Tuesday, 29 December 2009

Having myself a merry little Christmas

We're keeping the Yuletide bright and all that.

It's been a truly lovely Christmas. The snow helped - it's just fab to have snow forts and snowmen in the garden and a lovely snowy vista outside the window while we're warm and cozy inside.

On the cake side of things, it's been good too. That anniversary cake was a success, about which I am very pleased. The first Madeira cake peaked (drat!) so I sliced the domed part off, wrapped the evened-out cake in clingfilm and popped it in the freezer while I started again. The second one was much better.

I cut it in half horizontally, did the raspberry jam and buttercream filling the client asked for, masked it in buttercream and covered it in snowy white fondant (sugar paste). I piped shells around the base (somewhat ineptly, I confess). I'd used tap-it cutters and some red flower paste to do the lettering, as my piping skills aren't up to beautiful writing - heck, even my penmanship isn't up to beautiful writing - and with much faffing and cursing I laid them in place.

I piped a vine and leaves curling across 2 sides of the cake and off down one edge, and on it I placed the red flowers I'd made the week before. It looked pretty darn good, if I do say so myself. If this new laptop had a card reader I'd show you but unfortunately I can't get photos on the lappy just yet.

The main thing is that the client just loved it.

My Christmas cake from college was a thing of beauty too. It's amazing - in class, surrounded by some very talented people, my efforts look utter rubbish. Once I get them home and can look at the cake as an entity rather than a collections of minor errors and imperfections, my cakes actually looked marvellous. My sons were outraged that I "only got a Pass Plus - those teachers are far too picky and you should complain!"

Much as I appreciate the boys' support, from a technical point of view there was a lot of room to improve (damned shell borders, grr). But from an aesthetic point of view it looked lovely... and it tastes gorgeous. It did take me until Boxing Day to get the nerve to cut into it, though. ("all that work - I can't cut it, I just can't...")

That frozen Madeira cake became Miss B's birthday cake this week, and was a roaring success too. I'd made sugar paste butterflies in a several pastel shades a week ago, which I dried on a V of cardboard so the wings would stick up. They looked lovely on the (inevitably) pink cake with pink sugar flowers and glitter. Miss B herself added embellishments to half of the cake and used every single flower I'd made, plus a Christmas wreath. She was going for the snowman as well, but got distracted by eating sugar butterflies. It was a thoroughly garnished cake, and a big hit with its target audience.

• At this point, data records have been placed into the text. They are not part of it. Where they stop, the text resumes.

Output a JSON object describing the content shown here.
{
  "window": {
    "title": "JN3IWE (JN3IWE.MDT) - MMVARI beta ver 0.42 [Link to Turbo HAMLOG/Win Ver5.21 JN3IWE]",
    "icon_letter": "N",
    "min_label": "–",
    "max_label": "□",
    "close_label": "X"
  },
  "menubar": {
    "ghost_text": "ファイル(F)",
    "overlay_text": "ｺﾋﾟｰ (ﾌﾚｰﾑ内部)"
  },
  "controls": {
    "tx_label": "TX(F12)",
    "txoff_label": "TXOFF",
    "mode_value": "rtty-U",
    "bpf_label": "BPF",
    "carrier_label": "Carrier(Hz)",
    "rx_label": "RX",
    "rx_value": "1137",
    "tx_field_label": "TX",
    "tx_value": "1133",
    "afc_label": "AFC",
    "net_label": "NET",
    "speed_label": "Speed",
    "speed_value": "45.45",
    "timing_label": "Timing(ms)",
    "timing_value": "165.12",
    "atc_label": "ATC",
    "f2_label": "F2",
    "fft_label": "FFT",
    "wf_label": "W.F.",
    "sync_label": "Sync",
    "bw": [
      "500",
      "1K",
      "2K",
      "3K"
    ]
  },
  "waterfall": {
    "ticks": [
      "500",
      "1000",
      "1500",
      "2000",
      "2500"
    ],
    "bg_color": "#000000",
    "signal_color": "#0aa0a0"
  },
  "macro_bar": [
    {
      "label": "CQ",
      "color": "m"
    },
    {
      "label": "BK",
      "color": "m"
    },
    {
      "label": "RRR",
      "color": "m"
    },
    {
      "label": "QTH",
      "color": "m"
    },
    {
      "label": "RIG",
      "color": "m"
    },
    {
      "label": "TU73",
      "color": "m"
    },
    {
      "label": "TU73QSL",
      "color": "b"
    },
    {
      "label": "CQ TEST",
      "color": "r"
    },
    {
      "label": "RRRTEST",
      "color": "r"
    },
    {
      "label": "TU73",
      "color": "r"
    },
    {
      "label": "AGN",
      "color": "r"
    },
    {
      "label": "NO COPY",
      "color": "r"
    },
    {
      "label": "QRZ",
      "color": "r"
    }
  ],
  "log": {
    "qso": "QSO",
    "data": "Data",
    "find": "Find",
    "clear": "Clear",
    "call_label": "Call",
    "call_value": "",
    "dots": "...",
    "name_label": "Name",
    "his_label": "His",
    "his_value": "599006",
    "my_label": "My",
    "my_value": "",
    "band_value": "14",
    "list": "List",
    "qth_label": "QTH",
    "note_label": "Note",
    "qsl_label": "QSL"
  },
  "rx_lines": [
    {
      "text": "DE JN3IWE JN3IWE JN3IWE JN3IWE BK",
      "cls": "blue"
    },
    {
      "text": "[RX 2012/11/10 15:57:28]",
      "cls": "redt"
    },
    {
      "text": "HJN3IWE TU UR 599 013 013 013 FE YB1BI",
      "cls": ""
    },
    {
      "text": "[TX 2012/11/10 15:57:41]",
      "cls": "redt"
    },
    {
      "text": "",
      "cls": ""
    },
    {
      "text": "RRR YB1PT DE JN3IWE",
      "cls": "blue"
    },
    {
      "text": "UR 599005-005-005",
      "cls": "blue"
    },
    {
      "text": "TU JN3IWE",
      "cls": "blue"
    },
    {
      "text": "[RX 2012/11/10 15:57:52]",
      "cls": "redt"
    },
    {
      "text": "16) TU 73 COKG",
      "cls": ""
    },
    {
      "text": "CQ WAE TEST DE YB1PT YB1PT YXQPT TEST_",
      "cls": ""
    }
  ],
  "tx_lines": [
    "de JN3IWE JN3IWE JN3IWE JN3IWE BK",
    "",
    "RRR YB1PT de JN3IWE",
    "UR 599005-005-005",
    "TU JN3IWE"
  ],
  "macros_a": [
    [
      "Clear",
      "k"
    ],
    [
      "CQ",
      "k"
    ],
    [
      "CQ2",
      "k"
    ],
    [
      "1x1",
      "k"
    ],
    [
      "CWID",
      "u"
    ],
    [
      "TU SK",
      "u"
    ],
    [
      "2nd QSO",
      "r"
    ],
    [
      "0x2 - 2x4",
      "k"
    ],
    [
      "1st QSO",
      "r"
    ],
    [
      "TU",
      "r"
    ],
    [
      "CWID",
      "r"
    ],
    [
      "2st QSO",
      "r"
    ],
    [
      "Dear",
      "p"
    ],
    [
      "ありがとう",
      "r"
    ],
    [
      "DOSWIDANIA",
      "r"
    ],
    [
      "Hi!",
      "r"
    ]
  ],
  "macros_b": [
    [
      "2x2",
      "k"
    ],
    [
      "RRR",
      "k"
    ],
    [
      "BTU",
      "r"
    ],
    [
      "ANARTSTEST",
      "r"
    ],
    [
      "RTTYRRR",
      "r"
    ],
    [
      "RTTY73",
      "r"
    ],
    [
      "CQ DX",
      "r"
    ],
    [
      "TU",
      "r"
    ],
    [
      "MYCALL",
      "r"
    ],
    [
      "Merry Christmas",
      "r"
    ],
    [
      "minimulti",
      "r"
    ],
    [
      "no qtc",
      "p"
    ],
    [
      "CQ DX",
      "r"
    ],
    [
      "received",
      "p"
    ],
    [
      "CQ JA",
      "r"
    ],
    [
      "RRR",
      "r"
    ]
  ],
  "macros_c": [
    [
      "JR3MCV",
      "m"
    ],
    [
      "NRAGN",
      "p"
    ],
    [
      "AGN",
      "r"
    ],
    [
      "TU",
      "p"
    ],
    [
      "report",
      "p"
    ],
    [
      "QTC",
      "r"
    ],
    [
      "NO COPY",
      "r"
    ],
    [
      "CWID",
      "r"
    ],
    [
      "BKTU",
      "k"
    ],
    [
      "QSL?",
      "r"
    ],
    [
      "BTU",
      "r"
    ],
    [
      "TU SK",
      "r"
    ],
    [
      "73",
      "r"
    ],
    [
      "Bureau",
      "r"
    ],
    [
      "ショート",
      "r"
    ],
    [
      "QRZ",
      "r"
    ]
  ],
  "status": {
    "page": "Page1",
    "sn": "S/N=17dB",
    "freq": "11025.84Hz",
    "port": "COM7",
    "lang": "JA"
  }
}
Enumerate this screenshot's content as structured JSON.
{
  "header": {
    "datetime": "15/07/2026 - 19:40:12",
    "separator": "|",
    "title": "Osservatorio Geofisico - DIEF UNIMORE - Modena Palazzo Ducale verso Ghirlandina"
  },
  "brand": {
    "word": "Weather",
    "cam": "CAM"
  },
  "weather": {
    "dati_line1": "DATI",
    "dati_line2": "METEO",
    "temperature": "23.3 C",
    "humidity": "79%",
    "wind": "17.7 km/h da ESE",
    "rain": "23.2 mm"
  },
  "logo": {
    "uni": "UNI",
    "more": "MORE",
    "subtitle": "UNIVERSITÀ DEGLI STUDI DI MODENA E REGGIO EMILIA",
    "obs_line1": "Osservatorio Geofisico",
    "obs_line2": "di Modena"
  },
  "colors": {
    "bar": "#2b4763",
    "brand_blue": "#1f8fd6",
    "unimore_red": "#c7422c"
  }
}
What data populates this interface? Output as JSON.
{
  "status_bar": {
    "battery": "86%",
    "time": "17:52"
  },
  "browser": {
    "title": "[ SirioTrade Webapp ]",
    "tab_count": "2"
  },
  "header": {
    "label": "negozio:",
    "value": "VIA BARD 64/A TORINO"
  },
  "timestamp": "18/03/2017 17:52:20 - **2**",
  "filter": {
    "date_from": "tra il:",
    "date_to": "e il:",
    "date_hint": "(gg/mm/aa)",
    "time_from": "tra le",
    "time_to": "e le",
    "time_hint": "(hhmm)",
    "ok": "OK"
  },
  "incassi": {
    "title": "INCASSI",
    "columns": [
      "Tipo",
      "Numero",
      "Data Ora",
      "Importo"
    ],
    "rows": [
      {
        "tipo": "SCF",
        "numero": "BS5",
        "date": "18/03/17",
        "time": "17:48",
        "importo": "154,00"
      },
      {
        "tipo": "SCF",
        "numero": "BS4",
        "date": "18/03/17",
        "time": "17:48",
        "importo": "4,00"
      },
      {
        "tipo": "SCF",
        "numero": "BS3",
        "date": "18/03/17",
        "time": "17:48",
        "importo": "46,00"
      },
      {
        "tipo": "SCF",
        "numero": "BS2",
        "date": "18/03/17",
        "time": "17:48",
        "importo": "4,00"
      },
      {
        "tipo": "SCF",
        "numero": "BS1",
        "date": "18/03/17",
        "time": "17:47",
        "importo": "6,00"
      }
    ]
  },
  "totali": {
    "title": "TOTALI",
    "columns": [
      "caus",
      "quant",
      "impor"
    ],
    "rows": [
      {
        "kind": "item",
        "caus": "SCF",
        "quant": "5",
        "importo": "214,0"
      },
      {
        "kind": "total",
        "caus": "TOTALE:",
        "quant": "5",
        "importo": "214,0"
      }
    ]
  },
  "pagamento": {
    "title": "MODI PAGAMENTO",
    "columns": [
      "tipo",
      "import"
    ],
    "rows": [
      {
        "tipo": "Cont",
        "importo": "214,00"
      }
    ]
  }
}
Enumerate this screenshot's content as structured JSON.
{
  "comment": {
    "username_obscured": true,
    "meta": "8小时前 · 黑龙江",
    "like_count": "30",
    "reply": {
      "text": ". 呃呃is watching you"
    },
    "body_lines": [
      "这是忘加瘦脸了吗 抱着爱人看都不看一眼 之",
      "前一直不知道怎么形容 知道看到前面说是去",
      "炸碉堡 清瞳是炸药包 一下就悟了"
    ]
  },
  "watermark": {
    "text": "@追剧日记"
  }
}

The recipe for Madeira cake was one my classmate Andrew recommended (thanks, Andrew!) It's from the BBC food site, and comes from James Martin. In general I'm not a James Martin fan - a bit of a blokey petrolhead in a wannabe-Clarkson mould, I think - but fair play to the guy, it was a good recipe. I ditched some bits, but this is the part I did:

Heat the oven to 190, prepare an 8 inch/20cm round tin
cream 175g butter until pale.
add 175g caster sugar and beat until light and fluffy
sift 250g of self raising flour into a bowl and put to one side.
Add 3 eggs, one at a time, to the butter and sugar mix, and add 1 tbs of the sifted flour with each egg to stop it splitting.
Carefully mix in the rest of the flour with a splash of milk (between 1 and 4 tablespoons, just enough to make is a soft dollop-y batter) and the zest of 1 lemon.
Bake for 1 hour, but check after 45 minutes (the usual way - poke a skewer in and see if batter comes out or just crumbs. Crumbs means it's done).
If the cake is browning before it's cooked, pop a sheet of foil across the top - not fitted to the tin, just resting there. Oh, and leave the cake to cool in the tin for at least 10 or 15 minutes before you try and get it out.

To make a 10 inch square cake, I doubled the quantities. The cake got rave reviews from the grown ups and Miss B's birthday tea. The kids at the party were too busy eating the sugar decorations to care about the quality of the sponge, as is right and proper at their age.